(WWLP) – The Connecticut River Stormwater Committee is advising residents to properly dispose unwanted trash after noticing an increased of litter in local water ways.
In an email to 22News, the committee, which is a coalition of local officials across the Pioneer Valley, said they’ve discovered an increase presence of disposable protective gloves, alcohol nip bottles and pet waste littered on the ground and thrown in municipal storm drains.
According to the committee, the trash creates more work for already strained Public Works operations and will lead to far more water pollution as these items wash into nearby rivers and streams with the next rainfall.

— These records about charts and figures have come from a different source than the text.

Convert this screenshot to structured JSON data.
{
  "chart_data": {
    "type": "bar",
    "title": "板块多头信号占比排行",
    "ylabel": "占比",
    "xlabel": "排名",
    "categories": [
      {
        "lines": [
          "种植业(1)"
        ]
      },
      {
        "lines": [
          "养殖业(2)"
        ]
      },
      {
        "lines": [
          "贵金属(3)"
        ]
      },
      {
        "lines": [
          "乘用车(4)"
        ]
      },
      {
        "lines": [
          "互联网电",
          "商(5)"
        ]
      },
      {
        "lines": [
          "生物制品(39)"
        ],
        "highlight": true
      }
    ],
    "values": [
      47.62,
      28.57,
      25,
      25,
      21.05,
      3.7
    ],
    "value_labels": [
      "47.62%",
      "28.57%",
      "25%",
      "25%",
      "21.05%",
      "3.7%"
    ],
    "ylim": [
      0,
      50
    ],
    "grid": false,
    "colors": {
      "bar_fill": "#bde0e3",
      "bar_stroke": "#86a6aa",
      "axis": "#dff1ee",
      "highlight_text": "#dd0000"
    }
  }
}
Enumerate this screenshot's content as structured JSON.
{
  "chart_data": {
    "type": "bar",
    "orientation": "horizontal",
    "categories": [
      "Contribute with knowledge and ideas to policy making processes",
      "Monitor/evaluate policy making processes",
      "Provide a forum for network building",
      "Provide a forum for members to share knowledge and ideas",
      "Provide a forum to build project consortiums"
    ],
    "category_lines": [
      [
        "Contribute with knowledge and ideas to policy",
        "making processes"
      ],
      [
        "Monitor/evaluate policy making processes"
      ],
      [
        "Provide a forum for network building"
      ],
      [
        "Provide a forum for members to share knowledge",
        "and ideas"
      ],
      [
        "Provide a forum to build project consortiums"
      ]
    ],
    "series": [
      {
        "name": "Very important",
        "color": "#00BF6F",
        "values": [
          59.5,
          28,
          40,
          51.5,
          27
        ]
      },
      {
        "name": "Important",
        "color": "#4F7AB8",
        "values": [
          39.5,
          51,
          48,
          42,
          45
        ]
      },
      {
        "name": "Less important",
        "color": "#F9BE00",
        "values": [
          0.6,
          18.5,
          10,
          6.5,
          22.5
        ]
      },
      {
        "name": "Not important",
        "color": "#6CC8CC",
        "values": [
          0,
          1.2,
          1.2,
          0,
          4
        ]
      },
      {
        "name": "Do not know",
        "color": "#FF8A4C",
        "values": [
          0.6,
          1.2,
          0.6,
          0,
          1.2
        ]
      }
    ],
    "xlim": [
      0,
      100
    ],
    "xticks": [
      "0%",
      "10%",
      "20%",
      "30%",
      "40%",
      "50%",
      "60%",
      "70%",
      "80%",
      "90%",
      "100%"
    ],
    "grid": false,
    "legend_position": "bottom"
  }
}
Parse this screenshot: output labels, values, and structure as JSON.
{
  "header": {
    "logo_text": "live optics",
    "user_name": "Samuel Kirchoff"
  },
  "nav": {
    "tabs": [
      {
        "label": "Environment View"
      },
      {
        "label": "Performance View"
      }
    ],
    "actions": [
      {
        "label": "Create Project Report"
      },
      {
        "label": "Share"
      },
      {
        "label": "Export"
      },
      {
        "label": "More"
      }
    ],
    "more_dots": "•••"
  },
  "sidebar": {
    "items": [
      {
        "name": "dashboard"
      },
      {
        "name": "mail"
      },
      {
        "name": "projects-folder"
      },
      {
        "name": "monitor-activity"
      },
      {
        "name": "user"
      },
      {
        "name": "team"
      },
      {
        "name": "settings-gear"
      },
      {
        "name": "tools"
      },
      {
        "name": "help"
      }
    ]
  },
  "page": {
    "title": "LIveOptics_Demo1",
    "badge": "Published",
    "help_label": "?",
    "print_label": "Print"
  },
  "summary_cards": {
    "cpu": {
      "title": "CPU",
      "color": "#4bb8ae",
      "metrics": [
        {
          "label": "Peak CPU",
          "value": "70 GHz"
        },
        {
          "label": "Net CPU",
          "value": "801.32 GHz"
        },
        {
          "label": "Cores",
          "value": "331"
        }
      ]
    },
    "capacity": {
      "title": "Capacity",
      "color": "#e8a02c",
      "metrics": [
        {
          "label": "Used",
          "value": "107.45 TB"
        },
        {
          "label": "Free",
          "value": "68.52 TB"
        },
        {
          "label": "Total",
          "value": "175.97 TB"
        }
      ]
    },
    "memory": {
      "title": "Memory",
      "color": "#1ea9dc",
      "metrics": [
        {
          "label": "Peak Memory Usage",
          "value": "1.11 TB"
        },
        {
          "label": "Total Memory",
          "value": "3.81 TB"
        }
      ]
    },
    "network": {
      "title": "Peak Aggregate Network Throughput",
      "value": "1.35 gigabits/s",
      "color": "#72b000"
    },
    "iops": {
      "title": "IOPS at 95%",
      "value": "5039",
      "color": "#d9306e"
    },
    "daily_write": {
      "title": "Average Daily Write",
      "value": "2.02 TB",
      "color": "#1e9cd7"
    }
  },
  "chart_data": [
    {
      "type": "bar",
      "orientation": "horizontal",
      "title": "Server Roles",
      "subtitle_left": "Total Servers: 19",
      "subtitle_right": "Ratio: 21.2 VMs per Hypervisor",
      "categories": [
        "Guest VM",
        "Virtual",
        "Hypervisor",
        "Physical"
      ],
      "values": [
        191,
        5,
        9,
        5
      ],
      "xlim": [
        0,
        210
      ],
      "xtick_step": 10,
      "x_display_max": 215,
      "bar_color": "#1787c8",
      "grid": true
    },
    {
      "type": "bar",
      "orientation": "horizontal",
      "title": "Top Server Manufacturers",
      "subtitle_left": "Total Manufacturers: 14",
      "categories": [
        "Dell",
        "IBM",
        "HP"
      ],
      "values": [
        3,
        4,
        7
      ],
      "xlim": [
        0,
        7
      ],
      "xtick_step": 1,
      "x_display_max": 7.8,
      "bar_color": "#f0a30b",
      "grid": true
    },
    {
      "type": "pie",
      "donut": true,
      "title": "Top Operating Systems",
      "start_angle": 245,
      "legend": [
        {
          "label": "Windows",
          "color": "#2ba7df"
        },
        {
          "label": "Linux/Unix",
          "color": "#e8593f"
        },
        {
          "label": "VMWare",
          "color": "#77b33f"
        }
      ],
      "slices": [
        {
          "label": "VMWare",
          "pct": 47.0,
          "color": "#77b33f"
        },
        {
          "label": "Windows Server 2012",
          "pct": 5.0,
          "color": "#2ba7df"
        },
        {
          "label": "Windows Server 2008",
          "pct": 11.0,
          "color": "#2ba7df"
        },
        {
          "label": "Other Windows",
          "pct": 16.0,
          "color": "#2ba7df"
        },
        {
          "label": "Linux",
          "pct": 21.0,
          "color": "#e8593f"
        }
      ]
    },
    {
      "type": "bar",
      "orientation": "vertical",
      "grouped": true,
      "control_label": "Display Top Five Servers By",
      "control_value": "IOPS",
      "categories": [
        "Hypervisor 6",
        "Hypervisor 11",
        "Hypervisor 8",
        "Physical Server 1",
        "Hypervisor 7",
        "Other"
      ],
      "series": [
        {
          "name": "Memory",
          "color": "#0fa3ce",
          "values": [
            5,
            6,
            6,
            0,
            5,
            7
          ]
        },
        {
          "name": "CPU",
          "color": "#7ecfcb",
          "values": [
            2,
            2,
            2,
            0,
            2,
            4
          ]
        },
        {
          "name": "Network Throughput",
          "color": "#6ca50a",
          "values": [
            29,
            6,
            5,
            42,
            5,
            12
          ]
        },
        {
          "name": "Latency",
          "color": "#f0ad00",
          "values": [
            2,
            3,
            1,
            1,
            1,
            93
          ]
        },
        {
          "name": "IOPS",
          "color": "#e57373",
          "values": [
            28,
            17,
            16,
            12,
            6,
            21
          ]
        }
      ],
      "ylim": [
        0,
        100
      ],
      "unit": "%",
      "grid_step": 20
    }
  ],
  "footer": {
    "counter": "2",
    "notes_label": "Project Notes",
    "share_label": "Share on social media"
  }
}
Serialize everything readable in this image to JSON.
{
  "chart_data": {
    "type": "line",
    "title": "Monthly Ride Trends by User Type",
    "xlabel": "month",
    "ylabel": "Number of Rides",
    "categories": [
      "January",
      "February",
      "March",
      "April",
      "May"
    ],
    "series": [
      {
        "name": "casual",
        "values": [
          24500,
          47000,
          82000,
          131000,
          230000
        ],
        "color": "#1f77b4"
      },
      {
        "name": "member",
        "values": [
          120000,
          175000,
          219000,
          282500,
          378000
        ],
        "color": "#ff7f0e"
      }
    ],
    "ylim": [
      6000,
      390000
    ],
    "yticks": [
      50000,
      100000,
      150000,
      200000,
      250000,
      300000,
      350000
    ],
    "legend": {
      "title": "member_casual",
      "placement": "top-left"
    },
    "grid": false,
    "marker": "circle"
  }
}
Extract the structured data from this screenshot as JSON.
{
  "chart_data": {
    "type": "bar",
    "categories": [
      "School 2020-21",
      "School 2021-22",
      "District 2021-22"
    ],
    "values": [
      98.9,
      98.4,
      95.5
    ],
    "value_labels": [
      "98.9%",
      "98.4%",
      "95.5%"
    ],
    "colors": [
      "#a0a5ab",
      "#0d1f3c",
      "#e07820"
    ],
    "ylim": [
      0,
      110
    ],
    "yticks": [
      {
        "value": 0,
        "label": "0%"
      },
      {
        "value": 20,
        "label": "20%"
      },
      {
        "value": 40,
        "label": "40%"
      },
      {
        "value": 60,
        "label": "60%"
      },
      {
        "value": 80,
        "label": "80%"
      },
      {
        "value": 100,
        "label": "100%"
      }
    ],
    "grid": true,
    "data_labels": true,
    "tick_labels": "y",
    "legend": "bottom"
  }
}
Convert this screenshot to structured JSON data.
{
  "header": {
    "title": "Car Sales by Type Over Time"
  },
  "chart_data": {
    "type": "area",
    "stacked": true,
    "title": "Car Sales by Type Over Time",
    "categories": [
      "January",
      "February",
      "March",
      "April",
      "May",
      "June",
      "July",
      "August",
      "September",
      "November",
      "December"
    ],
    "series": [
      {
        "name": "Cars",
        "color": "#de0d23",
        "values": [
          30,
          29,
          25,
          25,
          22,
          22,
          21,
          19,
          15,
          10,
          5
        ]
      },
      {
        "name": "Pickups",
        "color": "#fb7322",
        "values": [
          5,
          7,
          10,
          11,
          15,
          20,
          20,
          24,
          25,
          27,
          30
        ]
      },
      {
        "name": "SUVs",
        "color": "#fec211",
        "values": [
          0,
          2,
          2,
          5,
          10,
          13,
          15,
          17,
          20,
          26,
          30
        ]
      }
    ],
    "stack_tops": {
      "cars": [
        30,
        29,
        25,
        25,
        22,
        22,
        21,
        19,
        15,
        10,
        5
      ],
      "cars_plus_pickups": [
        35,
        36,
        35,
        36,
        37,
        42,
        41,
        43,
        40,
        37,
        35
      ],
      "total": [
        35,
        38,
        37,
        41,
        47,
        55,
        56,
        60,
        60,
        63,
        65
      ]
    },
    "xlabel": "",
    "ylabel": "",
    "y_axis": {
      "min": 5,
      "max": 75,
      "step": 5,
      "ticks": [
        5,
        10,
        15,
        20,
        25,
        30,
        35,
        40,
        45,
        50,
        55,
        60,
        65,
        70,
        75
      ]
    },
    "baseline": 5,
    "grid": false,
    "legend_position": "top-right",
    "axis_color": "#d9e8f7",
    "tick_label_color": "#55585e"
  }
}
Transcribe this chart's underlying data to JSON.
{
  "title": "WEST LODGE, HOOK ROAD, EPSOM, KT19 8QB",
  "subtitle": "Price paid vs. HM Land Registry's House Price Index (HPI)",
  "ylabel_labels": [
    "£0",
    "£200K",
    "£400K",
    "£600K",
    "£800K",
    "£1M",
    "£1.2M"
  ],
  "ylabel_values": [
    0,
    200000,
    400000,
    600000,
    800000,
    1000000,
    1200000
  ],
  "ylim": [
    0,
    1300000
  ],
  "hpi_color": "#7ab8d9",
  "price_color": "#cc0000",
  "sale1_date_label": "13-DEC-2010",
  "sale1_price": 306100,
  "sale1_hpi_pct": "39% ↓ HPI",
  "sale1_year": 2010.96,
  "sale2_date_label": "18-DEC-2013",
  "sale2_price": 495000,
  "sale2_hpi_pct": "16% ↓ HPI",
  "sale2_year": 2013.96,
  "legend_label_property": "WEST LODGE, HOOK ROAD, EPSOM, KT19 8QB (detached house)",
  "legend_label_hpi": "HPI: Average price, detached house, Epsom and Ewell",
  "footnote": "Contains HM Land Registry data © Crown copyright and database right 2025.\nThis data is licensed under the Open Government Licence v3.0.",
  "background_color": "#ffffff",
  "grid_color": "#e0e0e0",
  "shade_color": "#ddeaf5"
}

“We are seriously concerned by the amount of littered bottles, gloves and bags we’re finding,” said Connecticut River Stormwater Committee lead convener and Pioneer Valley Planning Commission Principal Environmental Planner Patty Gambarini. “The bottom line is we want folks to remember that what they ditch on the street or at the park now may be what they’re fishing, boating, and swimming in come summer time.”
The committee is reminding the public that catch basins (those drains you see on many local roads) are not for trash disposal and that they often lead directly to that community’s waterways.
“As we think about it these things will wash into our storm drains and out to our rivers and streams with storms like today and we don’t want to be fishing, boating or swimming in that later in the season when it does warm up when we’re outside even more,” said Gambarini.
The increase in nip bottle litter is believed to be a result of people consuming more alcohol. And the pet waste increase is attributed to more people walking their dogs during the ongoing pandemic.